Rains, landslides kill nine in Pakistani Kashmir: Officials

 A bus passes through the flooded streets of Peshawar.
A bus passes through the flooded streets of Peshawar.REUTERS

ISLAMABAD (AFP) - At least nine people have been killed during five days of torrential rain and landslides in Pakistan-administrated Kashmir, emergency officials said Thursday.

The deaths came as water channels swelled and people were left trapped in landslides in four mountainous districts of Kashmir in Pakistan's north-east.

The latest casualties bring the overall death toll from this year's monsoon floods to at least 22, with over 200 buildings washed away in the worst-affected north.
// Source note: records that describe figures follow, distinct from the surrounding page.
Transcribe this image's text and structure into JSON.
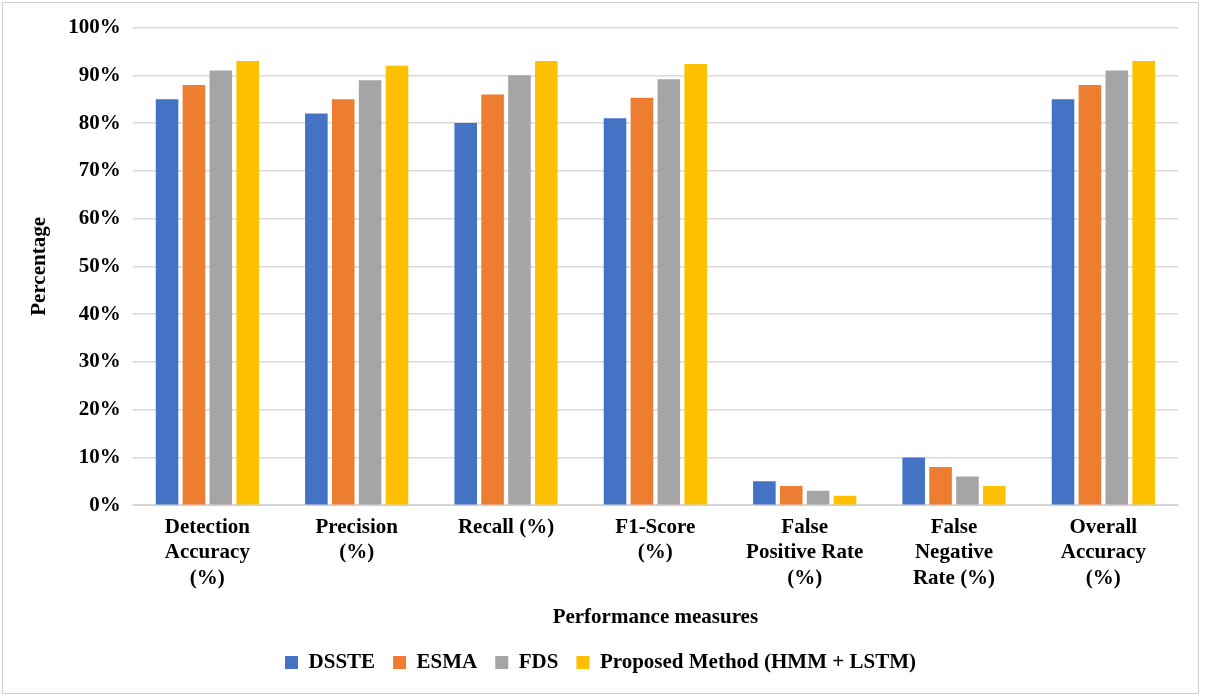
{
  "chart_data": {
    "type": "bar",
    "xlabel": "Performance measures",
    "ylabel": "Percentage",
    "categories": [
      "Detection Accuracy (%)",
      "Precision (%)",
      "Recall (%)",
      "F1-Score (%)",
      "False Positive Rate (%)",
      "False Negative Rate (%)",
      "Overall Accuracy (%)"
    ],
    "series": [
      {
        "name": "DSSTE",
        "color": "#4472c4",
        "values": [
          85,
          82,
          80,
          81,
          5,
          10,
          85
        ]
      },
      {
        "name": "ESMA",
        "color": "#ed7d31",
        "values": [
          88,
          85,
          86,
          85.3,
          4,
          8,
          88
        ]
      },
      {
        "name": "FDS",
        "color": "#a5a5a5",
        "values": [
          91,
          89,
          90,
          89.2,
          3,
          6,
          91
        ]
      },
      {
        "name": "Proposed Method (HMM + LSTM)",
        "color": "#ffc000",
        "values": [
          93,
          92,
          93,
          92.4,
          2,
          4,
          93
        ]
      }
    ],
    "ylim": [
      0,
      100
    ],
    "yticks": [
      {
        "value": 0,
        "label": "0%"
      },
      {
        "value": 10,
        "label": "10%"
      },
      {
        "value": 20,
        "label": "20%"
      },
      {
        "value": 30,
        "label": "30%"
      },
      {
        "value": 40,
        "label": "40%"
      },
      {
        "value": 50,
        "label": "50%"
      },
      {
        "value": 60,
        "label": "60%"
      },
      {
        "value": 70,
        "label": "70%"
      },
      {
        "value": 80,
        "label": "80%"
      },
      {
        "value": 90,
        "label": "90%"
      },
      {
        "value": 100,
        "label": "100%"
      }
    ],
    "grid": "y",
    "legend": "bottom"
  }
}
Officials said the death toll and losses could increase because communication from the remote areas had been hampered due to heavy rains.

"According to available collective figures, so far nine people have been killed and seven others were injured," Zaheer Qureshi, director-general of the disaster management authority, told AFP.
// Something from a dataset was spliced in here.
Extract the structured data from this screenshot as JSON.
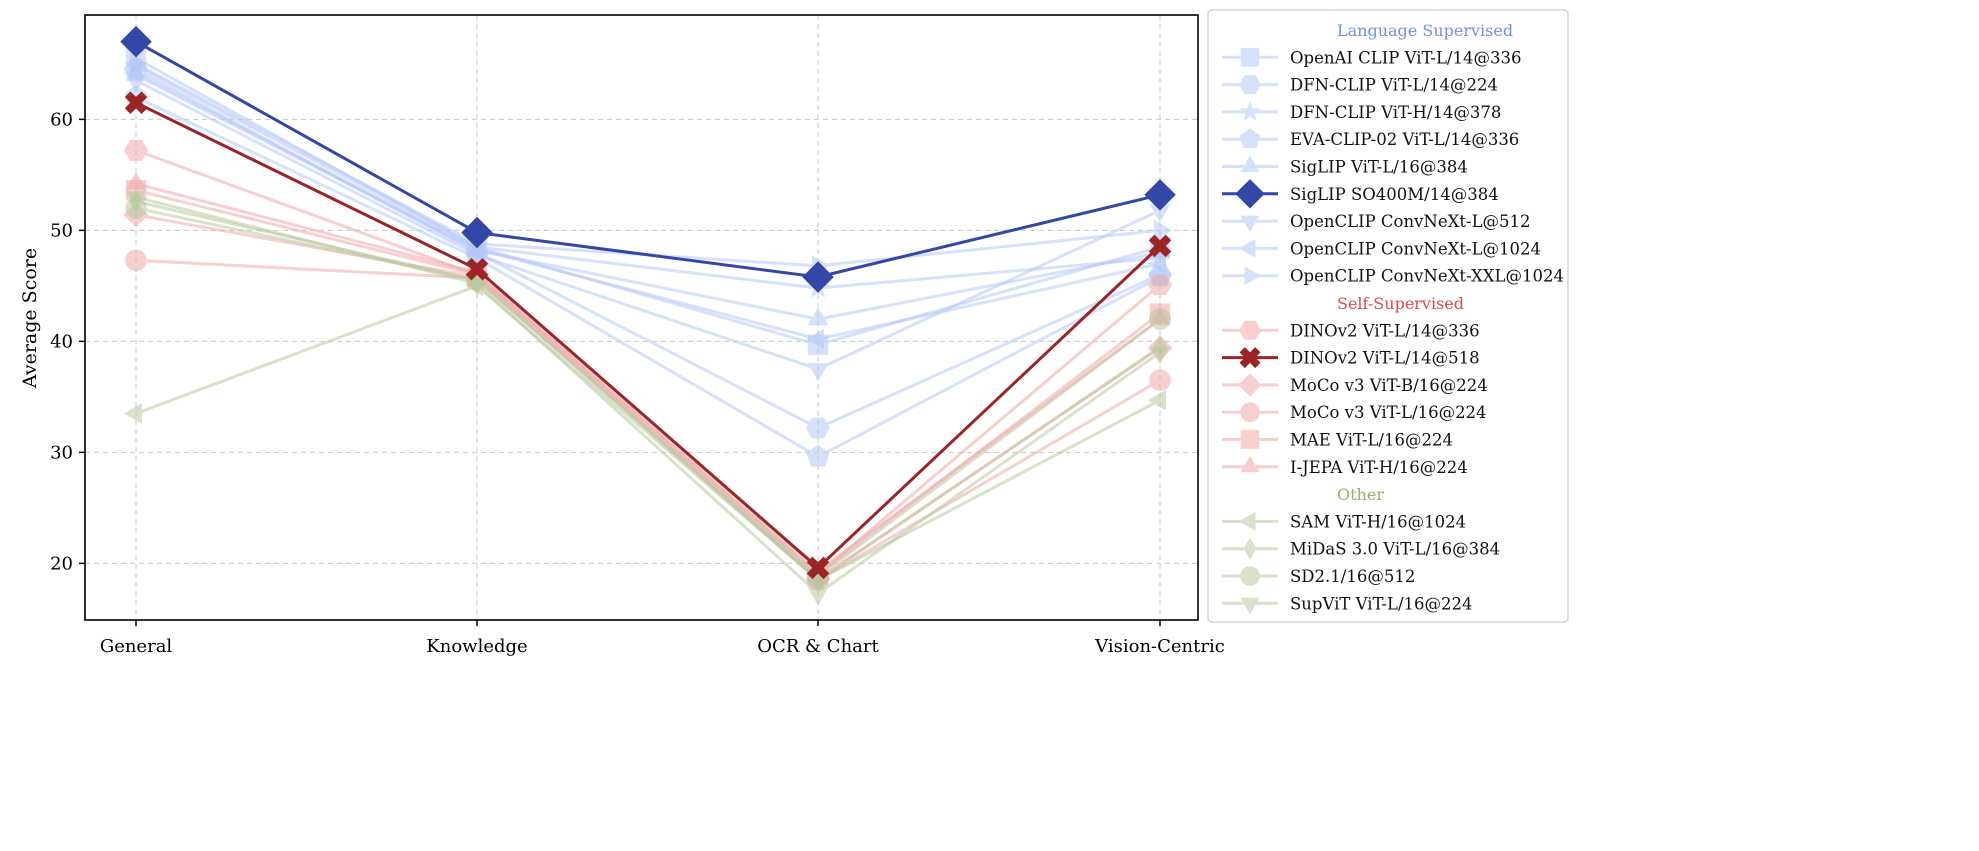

"Up to 47 houses have been damaged, while we are yet to get information from the cut-off remote mountainous villages," he said.

On Wednesday, four people were killed when their pick-up truck was swept away by a seasonal stream in south-west Pakistan.

Every year since 2010, which saw the worst floods in Pakistan's history, the country has experienced serious inundations that kill hundreds and wipe out millions of acres of prime farmland, harming the heavily agrarian economy.

According to a report by the National Disaster Management Authority, this season's floods have so far killed three in the northwestern valley of Chitral, while three others lost their lives in Punjab province's Muzzafargarh district.

A further three were killed in the Baluchistan district of Zhob, the report added.

The flood has also washed away as many as 180 buildings, including houses, shops and hotels in Chitral, while damaging 15 bridges and 12 roads, the agency said.

In Punjab province, 244 villages have been hit by the flood including 39 houses.

The report said the River Indus, which flows 3,200km from Kashmir in the north to the port city of Karachi, was at significant risk of flooding over the coming days.